Der Kunstgriff besteht darin, Emilys Geschichte als Courtroom-Drama im Zuge gestaffelter Rückblenden zu rekonstruieren. Zu Beginn des Films ist die Austreibung bereits gescheitert. Der Exorzist Pater Moore ist ein spiritueller Versager, muss sich aber vor einem weltlichen Gericht verantworten, das ihn wegen fahrlässiger Tötung anklagt. Ausgerechnet eine Frau verteidigt ihn. Wurde der Exorzismus bei Friedkin aus der Sicht zweier Männer aufgerollt, so erlebt der Zuschauer nun die Besessenheit ganz aus der Perspektive einer Rechtsanwältin – wodurch dramaturgisch verschiedene Voraussetzungen entstehen. Während Merrin und Karras den Teufel typisch männlich attackieren wie Ahab seinen Moby Dick, fühlt die Anwältin Erin Brunner sich in diesen Fall immer tiefer ein. So wird diese Agnostikerin, eine toughe Karrierefrau, die trotz ihres leichten Alkoholproblems mit beiden Beinen fest auf dem Boden steht, in ihrer alltäglichen Umgebung von den »Dämonen« heimgesucht: Der Wecker bleibt nachts auf drei Uhr stehen, der Wasserhahn tropft, hinter dem Fenster ist ein Schatten, und ein Tonband schaltet sich »wie von Geisterhand« an ...

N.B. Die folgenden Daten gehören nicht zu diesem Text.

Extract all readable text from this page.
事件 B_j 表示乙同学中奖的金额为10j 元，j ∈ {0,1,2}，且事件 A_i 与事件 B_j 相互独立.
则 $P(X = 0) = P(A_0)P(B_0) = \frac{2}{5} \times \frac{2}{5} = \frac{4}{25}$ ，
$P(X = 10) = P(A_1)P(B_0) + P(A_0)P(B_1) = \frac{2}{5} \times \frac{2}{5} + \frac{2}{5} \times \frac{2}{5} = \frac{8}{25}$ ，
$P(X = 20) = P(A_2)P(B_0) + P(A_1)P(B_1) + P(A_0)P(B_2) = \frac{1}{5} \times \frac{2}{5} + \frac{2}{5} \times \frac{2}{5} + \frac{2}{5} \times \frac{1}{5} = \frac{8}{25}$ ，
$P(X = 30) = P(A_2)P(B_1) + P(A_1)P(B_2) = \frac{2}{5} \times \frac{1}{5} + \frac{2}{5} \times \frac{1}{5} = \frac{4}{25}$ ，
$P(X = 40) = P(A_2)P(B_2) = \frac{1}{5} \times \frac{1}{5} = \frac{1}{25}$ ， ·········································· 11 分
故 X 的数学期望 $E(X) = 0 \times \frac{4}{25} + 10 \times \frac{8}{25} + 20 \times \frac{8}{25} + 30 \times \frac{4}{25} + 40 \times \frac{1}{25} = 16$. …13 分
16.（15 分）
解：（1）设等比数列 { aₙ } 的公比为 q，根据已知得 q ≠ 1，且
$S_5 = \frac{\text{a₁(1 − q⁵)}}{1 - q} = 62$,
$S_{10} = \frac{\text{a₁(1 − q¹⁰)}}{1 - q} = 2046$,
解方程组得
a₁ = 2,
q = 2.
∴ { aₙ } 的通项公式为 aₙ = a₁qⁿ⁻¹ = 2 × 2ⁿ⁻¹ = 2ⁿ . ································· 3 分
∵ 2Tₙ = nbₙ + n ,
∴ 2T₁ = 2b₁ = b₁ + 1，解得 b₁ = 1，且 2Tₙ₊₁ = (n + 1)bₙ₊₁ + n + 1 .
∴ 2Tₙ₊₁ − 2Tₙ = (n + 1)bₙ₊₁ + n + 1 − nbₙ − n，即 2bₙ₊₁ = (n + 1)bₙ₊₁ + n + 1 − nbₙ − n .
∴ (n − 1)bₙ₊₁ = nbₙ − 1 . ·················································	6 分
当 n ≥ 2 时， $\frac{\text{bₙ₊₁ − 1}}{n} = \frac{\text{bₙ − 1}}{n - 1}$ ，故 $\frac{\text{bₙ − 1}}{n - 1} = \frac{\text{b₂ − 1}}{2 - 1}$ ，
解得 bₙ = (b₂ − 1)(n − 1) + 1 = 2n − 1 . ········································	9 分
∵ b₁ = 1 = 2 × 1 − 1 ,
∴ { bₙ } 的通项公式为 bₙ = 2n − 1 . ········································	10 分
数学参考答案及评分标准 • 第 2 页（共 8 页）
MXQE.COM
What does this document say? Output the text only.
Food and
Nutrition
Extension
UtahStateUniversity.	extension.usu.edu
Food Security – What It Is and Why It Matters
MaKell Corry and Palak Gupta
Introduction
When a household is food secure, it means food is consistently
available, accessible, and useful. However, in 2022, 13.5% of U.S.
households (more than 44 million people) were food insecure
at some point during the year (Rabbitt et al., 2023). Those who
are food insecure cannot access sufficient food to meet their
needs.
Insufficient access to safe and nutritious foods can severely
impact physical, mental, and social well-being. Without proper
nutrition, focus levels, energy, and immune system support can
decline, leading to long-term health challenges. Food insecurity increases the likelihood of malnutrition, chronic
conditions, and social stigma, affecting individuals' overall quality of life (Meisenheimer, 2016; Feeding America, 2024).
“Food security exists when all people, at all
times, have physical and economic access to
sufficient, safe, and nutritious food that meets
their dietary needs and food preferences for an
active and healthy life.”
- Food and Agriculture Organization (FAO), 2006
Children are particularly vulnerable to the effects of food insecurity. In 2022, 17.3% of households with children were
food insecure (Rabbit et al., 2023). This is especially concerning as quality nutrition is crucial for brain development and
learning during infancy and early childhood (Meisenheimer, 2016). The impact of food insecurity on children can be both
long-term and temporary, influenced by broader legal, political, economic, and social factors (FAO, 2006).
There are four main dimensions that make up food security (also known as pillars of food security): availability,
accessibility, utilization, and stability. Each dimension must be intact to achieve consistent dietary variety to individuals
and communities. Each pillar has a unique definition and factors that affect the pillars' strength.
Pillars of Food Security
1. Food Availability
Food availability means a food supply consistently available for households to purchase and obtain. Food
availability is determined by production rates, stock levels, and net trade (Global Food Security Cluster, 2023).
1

Trotz solch offensichtlicher Griffe in die Mottenkiste des Gruselfilms entsteht filmisch glaubhaft Bedrohung. »Der Exorzismus von Emily Rose«  geht mehr unter die Haut als jeder Zombie-Schocker. Das liegt an der bemerkenswerten Pointe, die darin besteht, dass die Anwältin entgegen den Wünschen der Diözese, in deren Auftrag sie den Exorzisten verteidigt, die »Wahrheit« des Falles geltend machen kann. So gewinnt sie vor Gericht das Rededuell gegen den rational argumentierenden Staatsanwalt, für den Emilys Besessenheit nur Epilepsie ist. Der Film gipfelt in dem Paradox, dass er weniger über Katholizismus, Satan und Spiritualität vermittelt als etwa »The Exorcist« – trotzdem ist buchstäblich der Teufel los, weil die dämonische Besessenheit auf Grund des Freispruchs, den Erin bewirkt, nicht mehr »verteufelt« wird.

Diese teuflische Wendung funktioniert allerdings nur, weil die von Laura Linney mit bemerkenswerter Intensität gespielte Anwältin Erin Brunner als Figur überzeugt. Sie ist der Garant, dass dem Film die Balance zwischen Realismus und Fantastik gelingt. Der Zuschauer versteht, ohne zu verstehen, dass Erins panikartige nächtliche Angstattacken eine hysterische Identifizierung mit Emilys Besessenheit ist: Ein Fall wie aus dem Geschichtsbuch, wo die Nonnen von der Besessenheit einer ihrer Schwestern reihenweise angesteckt wurden.

Die dämonische Besessenheit als Allegorisierung weiblicher Sexualität wirkt bedrohlich, weil sie nie auf einen simplen psychologischen Nenner gebracht wird. Sie spiegelt sich unter anderem in der besonderen visuellen Intensität, die der Film durch seine bemerkenswerte Farbdramaturgie erzeugt. Die orangefarbene Tapete, die Emily von der Wand kratzt, steht für Horror, und die weiß-graue Schneelandschaft um ihr Haus repräsentiert Hoffnung. Von einigen inkonsequenten Szenen abgesehen, in denen das suggestive Prinzip »Du sollst dir kein Bildnis machen« gebrochen wird, erzeugt der Film durchaus »Sympathy for the Devil«.